Astacus is a clustered database backup system that is meant to work with
multiple open-source cluster databases, such as
[M3](https://github.com/m3db/m3/) and
[Apache Cassandra](https://cassandra.apache.org).

_My name is Maximus Backupus Astacus, Co-ordinator of the Backups of the
Cluster, Master of the Storage Availability, loyal servant to the true
emperor, Prunus Aivenius. Father to a failed backup, husband to a corrupted
data. And I will have my restore, in this runtime or the next._

# Goals

- Support multiple clustered database products
- Most of the code generic
- Product-specific code with simple, testable API

- Complexities to deal with e.g. reuse of blobs with same value in the
shared code
- It is needed to accomplish e.g. fast non-incremental M3 backups that are
essentially incremental as only commit logs change frequently

- Support list of object storage backup site locations -> Facilitate
migration from old to new during service cloud migration

- Have most of the code covered by unit tests

# See also

- [Design overview](doc/design/overview.md)
- [Implementation overview](doc/design/implementation.md)

# Installation

Please see Dockerfile.fedora and Dockerfile.ubuntu for concrete up-to-date
examples, but here are the current ones:

## Optional features

- cassandra can be added with 'cassandra' optional:
```
sudo pip3 install -e '.[cassandra]'
```

## Fedora 34

(as root or user with sudo access; for root, skip sudo prefix)

```
sudo dnf install -y make
make build-dep-fedora
sudo python3 ./setup.py install
```

## Ubuntu 20.04

(as root or user with sudo access; for root, skip sudo prefix)

```
sudo apt-get update
sudo apt-get install -y make sudo
make build-dep-ubuntu
sudo python3 ./setup.py install
```

# Configuration

Create astacus.conf, which specifies which database to back up, and where.
The configuration file format is YAML, but as it is JSON superset, JSON is
also fine.

Unfortunately the configuration part is not particularly well documented at
this time, but there are some examples of file backups to
[local directory (JSON)](examples/astacus-files-local.json),
[local directory (YAML)](examples/astacus-files-local.yaml), [Amazon S3](examples/astacus-files-s3.json), or
[Google GCS](examples/astacus-files-gcs.json).
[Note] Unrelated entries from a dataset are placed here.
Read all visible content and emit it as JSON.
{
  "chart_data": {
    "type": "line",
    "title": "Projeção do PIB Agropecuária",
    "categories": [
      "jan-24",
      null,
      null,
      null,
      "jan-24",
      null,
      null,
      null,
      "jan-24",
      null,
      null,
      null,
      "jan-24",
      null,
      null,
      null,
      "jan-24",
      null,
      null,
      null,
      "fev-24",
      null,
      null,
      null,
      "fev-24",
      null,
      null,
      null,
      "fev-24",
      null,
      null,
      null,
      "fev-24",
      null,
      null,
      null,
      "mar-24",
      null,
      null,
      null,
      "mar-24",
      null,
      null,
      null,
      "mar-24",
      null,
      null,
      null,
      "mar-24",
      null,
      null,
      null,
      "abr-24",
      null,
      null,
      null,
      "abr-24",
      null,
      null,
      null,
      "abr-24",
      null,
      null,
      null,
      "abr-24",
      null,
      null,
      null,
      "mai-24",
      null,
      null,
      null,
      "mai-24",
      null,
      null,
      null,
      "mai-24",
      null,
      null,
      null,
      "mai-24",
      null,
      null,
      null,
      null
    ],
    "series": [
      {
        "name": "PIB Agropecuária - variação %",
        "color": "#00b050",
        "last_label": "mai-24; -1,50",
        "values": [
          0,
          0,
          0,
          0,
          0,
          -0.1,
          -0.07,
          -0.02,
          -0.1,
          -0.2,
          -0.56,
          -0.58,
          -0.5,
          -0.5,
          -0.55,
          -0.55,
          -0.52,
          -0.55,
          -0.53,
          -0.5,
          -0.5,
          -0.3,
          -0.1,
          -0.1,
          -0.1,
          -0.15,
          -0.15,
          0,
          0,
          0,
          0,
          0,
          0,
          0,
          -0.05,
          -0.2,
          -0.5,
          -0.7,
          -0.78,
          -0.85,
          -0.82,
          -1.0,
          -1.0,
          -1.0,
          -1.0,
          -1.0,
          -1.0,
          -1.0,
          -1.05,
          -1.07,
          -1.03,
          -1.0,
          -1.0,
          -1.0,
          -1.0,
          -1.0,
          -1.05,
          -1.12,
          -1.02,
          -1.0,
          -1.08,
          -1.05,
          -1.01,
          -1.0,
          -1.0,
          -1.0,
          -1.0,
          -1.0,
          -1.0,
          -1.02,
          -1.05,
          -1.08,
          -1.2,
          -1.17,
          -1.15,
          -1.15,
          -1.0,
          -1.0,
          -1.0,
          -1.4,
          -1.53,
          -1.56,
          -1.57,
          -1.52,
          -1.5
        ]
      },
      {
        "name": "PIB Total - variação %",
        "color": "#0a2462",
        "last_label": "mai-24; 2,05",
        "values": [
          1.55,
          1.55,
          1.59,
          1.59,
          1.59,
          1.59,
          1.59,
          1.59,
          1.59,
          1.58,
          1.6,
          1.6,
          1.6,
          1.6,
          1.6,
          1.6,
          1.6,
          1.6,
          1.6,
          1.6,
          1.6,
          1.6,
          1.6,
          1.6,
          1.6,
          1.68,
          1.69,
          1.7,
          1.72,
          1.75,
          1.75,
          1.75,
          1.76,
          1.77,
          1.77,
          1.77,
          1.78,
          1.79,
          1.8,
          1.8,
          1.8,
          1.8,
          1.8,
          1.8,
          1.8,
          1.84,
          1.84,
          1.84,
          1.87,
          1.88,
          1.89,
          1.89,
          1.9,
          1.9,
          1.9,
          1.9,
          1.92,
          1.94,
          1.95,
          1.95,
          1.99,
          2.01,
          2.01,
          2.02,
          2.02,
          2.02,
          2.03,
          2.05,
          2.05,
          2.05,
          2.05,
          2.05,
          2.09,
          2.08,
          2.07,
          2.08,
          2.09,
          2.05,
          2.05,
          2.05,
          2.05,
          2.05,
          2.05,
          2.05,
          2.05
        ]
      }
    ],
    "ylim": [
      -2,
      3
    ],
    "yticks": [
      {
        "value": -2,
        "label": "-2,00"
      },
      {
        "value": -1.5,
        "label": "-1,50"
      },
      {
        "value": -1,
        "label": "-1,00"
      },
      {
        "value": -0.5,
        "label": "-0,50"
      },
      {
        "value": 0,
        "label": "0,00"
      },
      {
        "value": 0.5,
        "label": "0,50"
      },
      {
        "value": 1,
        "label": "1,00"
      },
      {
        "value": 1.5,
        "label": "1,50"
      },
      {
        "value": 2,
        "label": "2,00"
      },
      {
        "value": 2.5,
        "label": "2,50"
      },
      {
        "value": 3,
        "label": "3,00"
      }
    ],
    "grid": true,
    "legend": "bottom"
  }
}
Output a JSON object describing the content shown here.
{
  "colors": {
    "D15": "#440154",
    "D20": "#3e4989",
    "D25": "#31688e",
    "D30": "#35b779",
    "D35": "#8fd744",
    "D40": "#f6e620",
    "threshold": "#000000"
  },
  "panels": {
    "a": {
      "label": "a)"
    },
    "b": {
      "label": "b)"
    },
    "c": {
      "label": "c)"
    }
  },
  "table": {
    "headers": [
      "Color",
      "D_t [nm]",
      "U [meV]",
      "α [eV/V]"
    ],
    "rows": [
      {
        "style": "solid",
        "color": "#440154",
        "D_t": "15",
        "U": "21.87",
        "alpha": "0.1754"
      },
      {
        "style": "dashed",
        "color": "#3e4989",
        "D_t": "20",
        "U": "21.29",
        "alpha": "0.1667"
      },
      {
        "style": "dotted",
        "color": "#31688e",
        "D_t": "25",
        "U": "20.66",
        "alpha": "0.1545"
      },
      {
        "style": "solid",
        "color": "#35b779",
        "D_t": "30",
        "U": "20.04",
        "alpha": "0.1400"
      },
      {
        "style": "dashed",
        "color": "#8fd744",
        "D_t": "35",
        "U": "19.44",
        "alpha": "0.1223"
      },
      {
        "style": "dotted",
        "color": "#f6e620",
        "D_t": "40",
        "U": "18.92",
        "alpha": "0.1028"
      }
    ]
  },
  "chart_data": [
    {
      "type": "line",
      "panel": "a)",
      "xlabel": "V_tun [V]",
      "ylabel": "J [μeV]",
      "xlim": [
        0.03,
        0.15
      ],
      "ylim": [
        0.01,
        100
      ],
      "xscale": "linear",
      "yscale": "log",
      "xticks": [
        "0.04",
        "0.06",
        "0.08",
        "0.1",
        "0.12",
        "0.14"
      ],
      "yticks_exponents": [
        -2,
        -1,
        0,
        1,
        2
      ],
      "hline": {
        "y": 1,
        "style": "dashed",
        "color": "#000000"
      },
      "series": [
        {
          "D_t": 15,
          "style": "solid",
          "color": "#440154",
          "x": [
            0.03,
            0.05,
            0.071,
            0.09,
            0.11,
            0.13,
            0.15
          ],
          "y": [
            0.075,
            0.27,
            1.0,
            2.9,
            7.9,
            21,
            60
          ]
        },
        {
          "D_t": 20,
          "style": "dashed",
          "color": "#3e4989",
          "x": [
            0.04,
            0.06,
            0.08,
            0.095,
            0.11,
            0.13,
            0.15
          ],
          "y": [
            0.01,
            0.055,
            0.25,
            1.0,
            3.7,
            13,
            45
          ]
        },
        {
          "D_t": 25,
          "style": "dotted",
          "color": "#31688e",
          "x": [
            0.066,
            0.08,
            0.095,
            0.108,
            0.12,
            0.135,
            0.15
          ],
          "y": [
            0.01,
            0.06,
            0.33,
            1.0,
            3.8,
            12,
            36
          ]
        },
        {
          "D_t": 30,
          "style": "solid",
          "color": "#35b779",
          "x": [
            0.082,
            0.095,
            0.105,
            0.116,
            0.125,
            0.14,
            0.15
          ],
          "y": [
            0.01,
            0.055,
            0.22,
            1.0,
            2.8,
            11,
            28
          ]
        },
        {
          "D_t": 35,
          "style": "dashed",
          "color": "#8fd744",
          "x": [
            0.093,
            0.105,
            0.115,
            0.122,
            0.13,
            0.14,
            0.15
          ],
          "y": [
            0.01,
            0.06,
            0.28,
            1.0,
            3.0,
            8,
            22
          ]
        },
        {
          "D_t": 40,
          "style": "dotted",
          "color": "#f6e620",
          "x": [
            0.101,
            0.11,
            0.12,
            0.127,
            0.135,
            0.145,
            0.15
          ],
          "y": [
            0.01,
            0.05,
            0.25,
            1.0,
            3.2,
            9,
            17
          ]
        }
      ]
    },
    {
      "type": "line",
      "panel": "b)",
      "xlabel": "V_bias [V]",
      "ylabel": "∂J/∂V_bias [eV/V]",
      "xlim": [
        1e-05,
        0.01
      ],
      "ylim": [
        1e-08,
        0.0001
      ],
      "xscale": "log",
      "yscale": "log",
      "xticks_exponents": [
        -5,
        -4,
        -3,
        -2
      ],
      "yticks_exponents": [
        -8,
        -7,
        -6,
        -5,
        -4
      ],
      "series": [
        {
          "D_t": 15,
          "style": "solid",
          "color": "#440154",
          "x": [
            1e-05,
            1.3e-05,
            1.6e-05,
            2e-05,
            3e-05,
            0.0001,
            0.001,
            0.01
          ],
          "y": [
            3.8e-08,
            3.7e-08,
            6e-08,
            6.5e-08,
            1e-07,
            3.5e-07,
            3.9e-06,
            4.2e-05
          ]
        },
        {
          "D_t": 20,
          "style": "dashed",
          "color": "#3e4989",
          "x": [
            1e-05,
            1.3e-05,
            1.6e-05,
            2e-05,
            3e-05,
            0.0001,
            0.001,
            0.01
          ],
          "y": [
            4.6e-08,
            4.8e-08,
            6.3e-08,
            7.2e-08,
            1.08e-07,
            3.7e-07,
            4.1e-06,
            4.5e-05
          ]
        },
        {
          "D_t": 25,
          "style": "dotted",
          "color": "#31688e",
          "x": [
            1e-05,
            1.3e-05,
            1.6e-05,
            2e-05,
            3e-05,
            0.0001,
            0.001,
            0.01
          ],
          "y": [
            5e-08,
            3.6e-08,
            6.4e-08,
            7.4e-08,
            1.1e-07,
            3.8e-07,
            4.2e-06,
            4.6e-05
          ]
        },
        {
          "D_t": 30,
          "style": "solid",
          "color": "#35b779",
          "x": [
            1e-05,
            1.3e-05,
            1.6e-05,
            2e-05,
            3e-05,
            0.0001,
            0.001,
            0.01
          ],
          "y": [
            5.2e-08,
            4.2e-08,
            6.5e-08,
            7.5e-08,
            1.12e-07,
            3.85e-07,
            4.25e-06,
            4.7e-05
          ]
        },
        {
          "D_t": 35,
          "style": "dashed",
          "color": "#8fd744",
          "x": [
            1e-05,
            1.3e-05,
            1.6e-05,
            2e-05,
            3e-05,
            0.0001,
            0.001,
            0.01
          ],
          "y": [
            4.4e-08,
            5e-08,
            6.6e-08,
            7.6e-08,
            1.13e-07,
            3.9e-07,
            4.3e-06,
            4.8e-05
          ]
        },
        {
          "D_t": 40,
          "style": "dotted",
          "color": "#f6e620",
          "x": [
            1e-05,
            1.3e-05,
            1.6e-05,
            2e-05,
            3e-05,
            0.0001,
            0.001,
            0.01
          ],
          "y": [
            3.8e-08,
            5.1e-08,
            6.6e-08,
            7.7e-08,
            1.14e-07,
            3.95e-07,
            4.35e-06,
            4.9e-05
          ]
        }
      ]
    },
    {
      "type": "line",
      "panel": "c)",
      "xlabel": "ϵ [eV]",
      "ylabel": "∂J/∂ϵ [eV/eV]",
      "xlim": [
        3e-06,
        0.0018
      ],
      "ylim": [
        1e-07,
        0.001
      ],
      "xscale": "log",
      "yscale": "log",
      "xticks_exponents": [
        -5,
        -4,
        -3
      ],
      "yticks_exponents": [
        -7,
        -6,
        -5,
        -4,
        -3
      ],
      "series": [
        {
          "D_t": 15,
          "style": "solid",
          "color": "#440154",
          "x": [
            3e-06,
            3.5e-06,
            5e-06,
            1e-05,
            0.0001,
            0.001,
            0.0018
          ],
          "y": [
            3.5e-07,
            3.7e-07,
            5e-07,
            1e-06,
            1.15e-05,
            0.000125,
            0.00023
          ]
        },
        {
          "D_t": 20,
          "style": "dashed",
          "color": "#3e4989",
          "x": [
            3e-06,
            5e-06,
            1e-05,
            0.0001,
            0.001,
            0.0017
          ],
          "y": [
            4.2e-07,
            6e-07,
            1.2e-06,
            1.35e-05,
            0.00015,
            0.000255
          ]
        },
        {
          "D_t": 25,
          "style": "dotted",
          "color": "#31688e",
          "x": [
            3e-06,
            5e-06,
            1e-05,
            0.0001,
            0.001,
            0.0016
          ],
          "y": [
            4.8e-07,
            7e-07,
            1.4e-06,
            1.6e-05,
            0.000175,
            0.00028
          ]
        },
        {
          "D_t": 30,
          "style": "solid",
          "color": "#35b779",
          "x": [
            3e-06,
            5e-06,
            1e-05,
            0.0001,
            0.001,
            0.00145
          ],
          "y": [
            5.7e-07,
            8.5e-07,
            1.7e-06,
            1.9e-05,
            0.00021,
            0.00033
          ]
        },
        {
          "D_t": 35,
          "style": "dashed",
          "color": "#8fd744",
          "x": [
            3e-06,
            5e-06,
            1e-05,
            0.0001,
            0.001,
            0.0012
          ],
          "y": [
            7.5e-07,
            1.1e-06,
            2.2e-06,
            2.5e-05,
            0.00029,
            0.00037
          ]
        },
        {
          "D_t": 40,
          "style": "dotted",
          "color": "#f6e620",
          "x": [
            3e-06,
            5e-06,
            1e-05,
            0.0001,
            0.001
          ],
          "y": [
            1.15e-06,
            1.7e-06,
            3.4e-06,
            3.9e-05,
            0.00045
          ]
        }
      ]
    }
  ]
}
There is even one example of
[backing up M3 to GCS](examples/astacus-m3-gcs.json).

# Usage

## Start the nodes

Start astacus server on all nodes to be backed up, either by hand or via
e.g. systemd:

`astacus server -c `

## Perform backups

Periodically (e.g. from cron) call on (ideally only one node, but it
doesn't really matter as only one operation can run at a time):

- `astacus backup` or
- HTTP POST to http://server-address:5515/backup

## Restore backups

Backup can be restored with either

- `astacus restore` or
- HTTP POST to http://server-address:5515/restore

## List backups

To see list of backups:

- `astacus list` or
- HTTP GET http://server-address:5515/list

## Clean up old backups

To clean up backups based on the configured retention policy,

- use `astacus cleanup` (from cronjob or CLI), or
- HTTP POST to http://server-address:5515/cleanup

# TODO

There is separate [TODO](TODO.md) file which tracks what is still to be done.